Scholarship embodies spirit of late Bayside 6-year-old
By Phil Corso

In the years since her 6-year-old daughter’s untimely death, Bayside mother Effie Nicolopoulos said she found solace in keeping the memory alive by giving back to the community.

The nonprofit Ekaterini Tsiboukis Scholarship fund, now entering its fourth year, will go toward as many as five area students in honor of Katerina Tsiboukis, who was killed July 12, 2009, during a car accident in Greece, her mother said.

Nicolopoulos said she and her husband, Eleftherios Tsiboukis, launched the scholarship on their own to keep their daughter’s name alive in Queens for years to come. Her parents remembered little Katerina as a motivated and accomplished child who liked to practice martial arts, dance, swimming, and skiing when she was outside the classroom.

The fund provides full or partial scholarships to students who cannot afford tuition and demonstrate academic excellence, Nicolopoulos said. It was also established in part to provide financial aid to students for dance, swim, and aikido. Qualified students must be New York residents between kindergarten and 12th grade who participate in two or more weekly extracurricular activities and maintain an A average or above, the application said.

Katerina was in the car with Nicolopoulos’ parents and her younger sister Christina, who was 4 years old at the time. Christina Tsiboukis was the only survivor, but kept her late sister close when she transferred from Noah’s Ark School for kindergarten to the same school Katerina once attended at Flushing’s William Spyropoulos Greek American Day School.

In 2010, the school on the Bayside-Flushing border, at 196th Street and Northern Boulevard, dedicated its first playground to Katerina’s memory, fulfilling a dream the young Baysider once held dear.
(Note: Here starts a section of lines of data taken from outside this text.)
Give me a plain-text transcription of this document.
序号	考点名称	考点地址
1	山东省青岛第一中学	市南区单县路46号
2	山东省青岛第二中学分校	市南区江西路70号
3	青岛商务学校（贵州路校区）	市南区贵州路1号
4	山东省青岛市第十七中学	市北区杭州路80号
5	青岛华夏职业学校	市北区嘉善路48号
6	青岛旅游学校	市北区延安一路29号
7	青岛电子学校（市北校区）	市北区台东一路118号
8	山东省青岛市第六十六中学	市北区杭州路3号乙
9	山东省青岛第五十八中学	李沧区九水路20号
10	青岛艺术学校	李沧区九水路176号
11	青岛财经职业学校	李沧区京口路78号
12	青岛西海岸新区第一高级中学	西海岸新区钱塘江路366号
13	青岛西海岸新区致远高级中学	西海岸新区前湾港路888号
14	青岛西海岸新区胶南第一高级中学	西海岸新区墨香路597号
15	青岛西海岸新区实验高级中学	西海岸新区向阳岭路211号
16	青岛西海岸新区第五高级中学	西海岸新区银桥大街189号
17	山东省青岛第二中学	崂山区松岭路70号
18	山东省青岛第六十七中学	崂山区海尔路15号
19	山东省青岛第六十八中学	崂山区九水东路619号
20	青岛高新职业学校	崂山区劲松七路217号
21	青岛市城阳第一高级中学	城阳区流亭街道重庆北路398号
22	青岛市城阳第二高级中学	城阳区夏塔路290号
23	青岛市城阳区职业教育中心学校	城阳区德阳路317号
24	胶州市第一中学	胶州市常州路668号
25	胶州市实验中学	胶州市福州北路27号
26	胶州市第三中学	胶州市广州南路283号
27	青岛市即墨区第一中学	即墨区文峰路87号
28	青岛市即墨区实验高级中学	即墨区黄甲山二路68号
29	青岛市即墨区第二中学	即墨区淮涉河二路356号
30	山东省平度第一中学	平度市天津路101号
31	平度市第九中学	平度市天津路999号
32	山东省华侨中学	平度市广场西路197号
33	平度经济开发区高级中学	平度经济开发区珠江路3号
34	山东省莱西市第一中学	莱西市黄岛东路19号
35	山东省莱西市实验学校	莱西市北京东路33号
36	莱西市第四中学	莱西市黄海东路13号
Before the playground was constructed, students at the school had only a brick courtyard to play on.

“I still smile every time I see it,” Nicolopoulos said. “She would always ask my husband for a playground, so he wanted to do that for her.”

The family routinely holds events throughout the year to raise money for the scholarships, Nicolopoulos said. They joined with neighbors in January, as they do every year, to celebrate what would have been Katerina’s 10th birthday at Bayside’s Pizzeria Uno.

“The people of this community were amazing,” Nicolopoulos said. “I don’t like to cry on Katerina’s birthday. I like to celebrate that she was here and who she was.”

Since launching the scholarship and seeing Katerina’s dream playground come to life, the family welcomed in a new life with the June birth of Aggelos Tsiboukis.

“It’s exciting, yet bittersweet,” mother Nicolopoulos said. “Every moment is another memory Katerina should have been here with us.”

An application for this year’s scholarship can be downloaded online at rememberkaterina.org and must be submitted by May 15, Nicolopoulos said.